If environments that enable are interpreted as a form of communication rather than a set of resources, the distinction between indoor environments and outdoor environments vanishes. Either indoor or outdoor, an environment enables when children are not prevented from developing their ‘self’ holistically. Freedom, spaces, resources and well-thought-out opportunities need to be provided to ensure this (Maynard and Waters, 2007). Skilled and knowledgeable professionals can justify choice of resources, how and why environments enable and empower, how and why staff are deployed, and how progress and next steps are being questioned with children via dialogic interaction and reflection (Canning, 2014; Murray, 2017; Ofsted, 2017). The professional who is committed to the maintenance of environments that enable is an organiser of learning that is always ready to learn, a maestro who is prepared to be taken away from the music.

Child as teacher
Both indoor and outdoor spaces can be the substratum of the networks of interactions that we define environments that enable. What marks a difference is the positioning of the child as the unique child, who is at the same time a unique person, a learner, and a teacher before being a pupil.

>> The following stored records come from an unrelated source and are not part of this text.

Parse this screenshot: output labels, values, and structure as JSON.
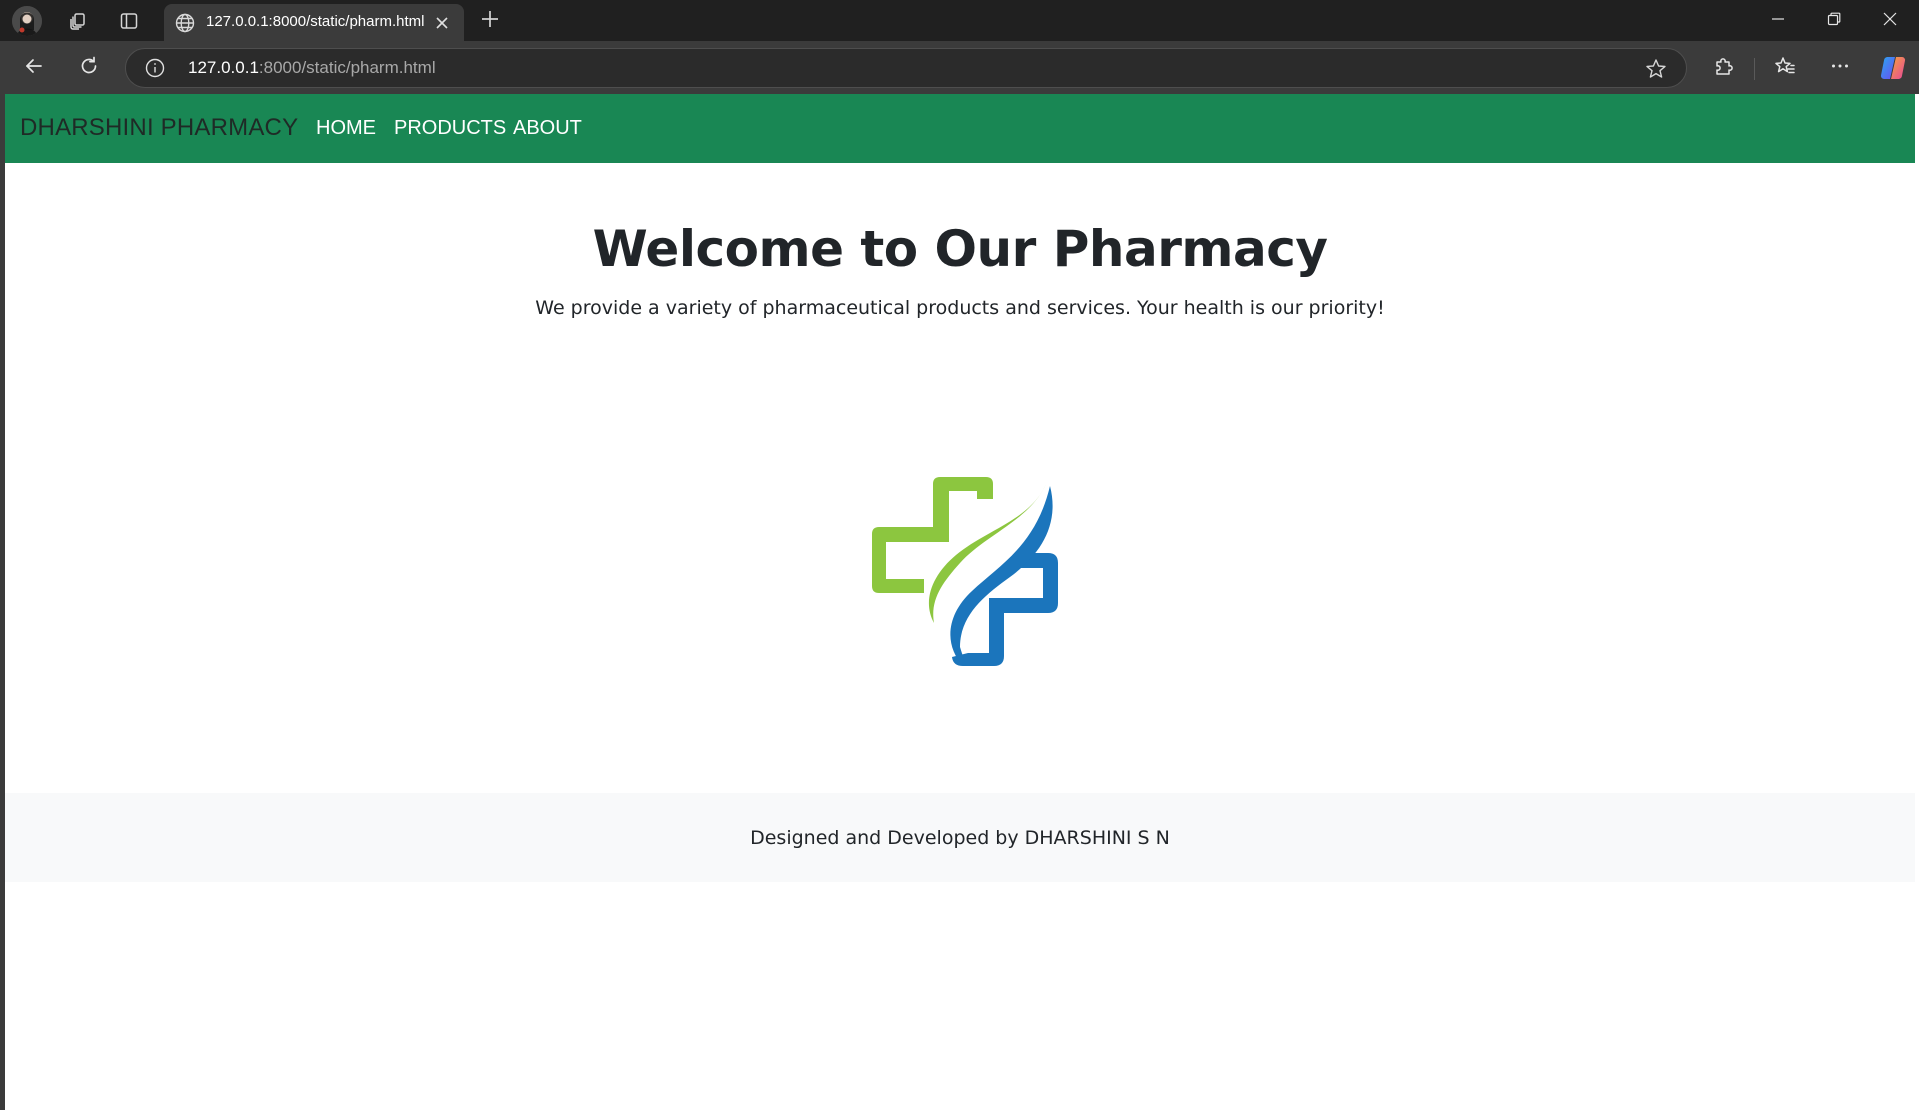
{
  "browser": {
    "tab": {
      "title": "127.0.0.1:8000/static/pharm.html"
    },
    "address": {
      "host": "127.0.0.1",
      "rest": ":8000/static/pharm.html"
    },
    "icons": {
      "profile": "avatar",
      "workspaces": "workspaces-icon",
      "tab_actions": "tab-actions-icon",
      "favicon": "globe-icon",
      "close": "close-icon",
      "new_tab": "plus-icon",
      "minimize": "minimize-icon",
      "restore": "restore-icon",
      "close_window": "close-icon",
      "back": "back-arrow-icon",
      "refresh": "refresh-icon",
      "site_info": "info-icon",
      "favorite": "star-icon",
      "extensions": "puzzle-icon",
      "favorites": "favorites-icon",
      "menu": "more-icon",
      "copilot": "copilot-icon"
    }
  },
  "page": {
    "navbar": {
      "brand": "DHARSHINI PHARMACY",
      "links": [
        "HOME",
        "PRODUCTS",
        "ABOUT"
      ],
      "background": "#198754"
    },
    "hero": {
      "title": "Welcome to Our Pharmacy",
      "subtitle": "We provide a variety of pharmaceutical products and services. Your health is our priority!"
    },
    "logo": {
      "icon": "medical-cross-logo",
      "colors": {
        "green": "#8cc63f",
        "blue": "#1b75bc"
      }
    },
    "footer": {
      "text": "Designed and Developed by DHARSHINI S N",
      "background": "#f8f9fa"
    }
  }
}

Within environments that enable, children’s decision-making is not conditional on adults’ approval. Children’s choices, decisions and experiences do not wait for an adult’s legitimisation and they are not the consequence of adults’ planning and decision-making. Rather, they are building blocks of environments that enable.  

Children’s choices, decisions and experiences are embedded in practice and planning by education professionals who are both willing and able to listen to children’s unlimited and unique expressions.

However, the centrality of children’s empowerment and the willingness of the adults to trust children do not remove the need for a sound and safe management structure to make sure that any pedagogical strategy is fully understood, compliant with statutory regulations and implemented by all staff. In a nutshell: children deserve to be safe if they get it wrong.

Similar to any other effective educational environments, environments that enable need clear policies and channels of communication. Participatory forms of management, where leadership is exercised by different staff in different situations, is a defining characteristic of environments that enable from an organisational point of view.

The possibility to exercise leadership within the framework of the theory, methods and ethos of environments that enable is directed towards fostering professional creativity (Craft 2011; Nutbrown 2012, 2013; Moss 2016; Allen et al, 2019).

Staff are key to the success of any educational environment and must share, own and therefore they should be involved in developing the setting’s pedagogical vision, strategy and rationale (Pascal and Bertram, 2014; Allen et al, 2019). This is an organisational imperative: the reasoning behind why resources are chosen or made available to children and where staff are deployed must be shared with, and be understood by, all staff.  

If children are to be taken seriously as primary stakeholders in their education, as well as citizens who have a right to be consulted and heard, then avoiding the risk of trusting children’s decision making, creativity and social skills is a luxury that education should not, and the authors would say cannot, afford.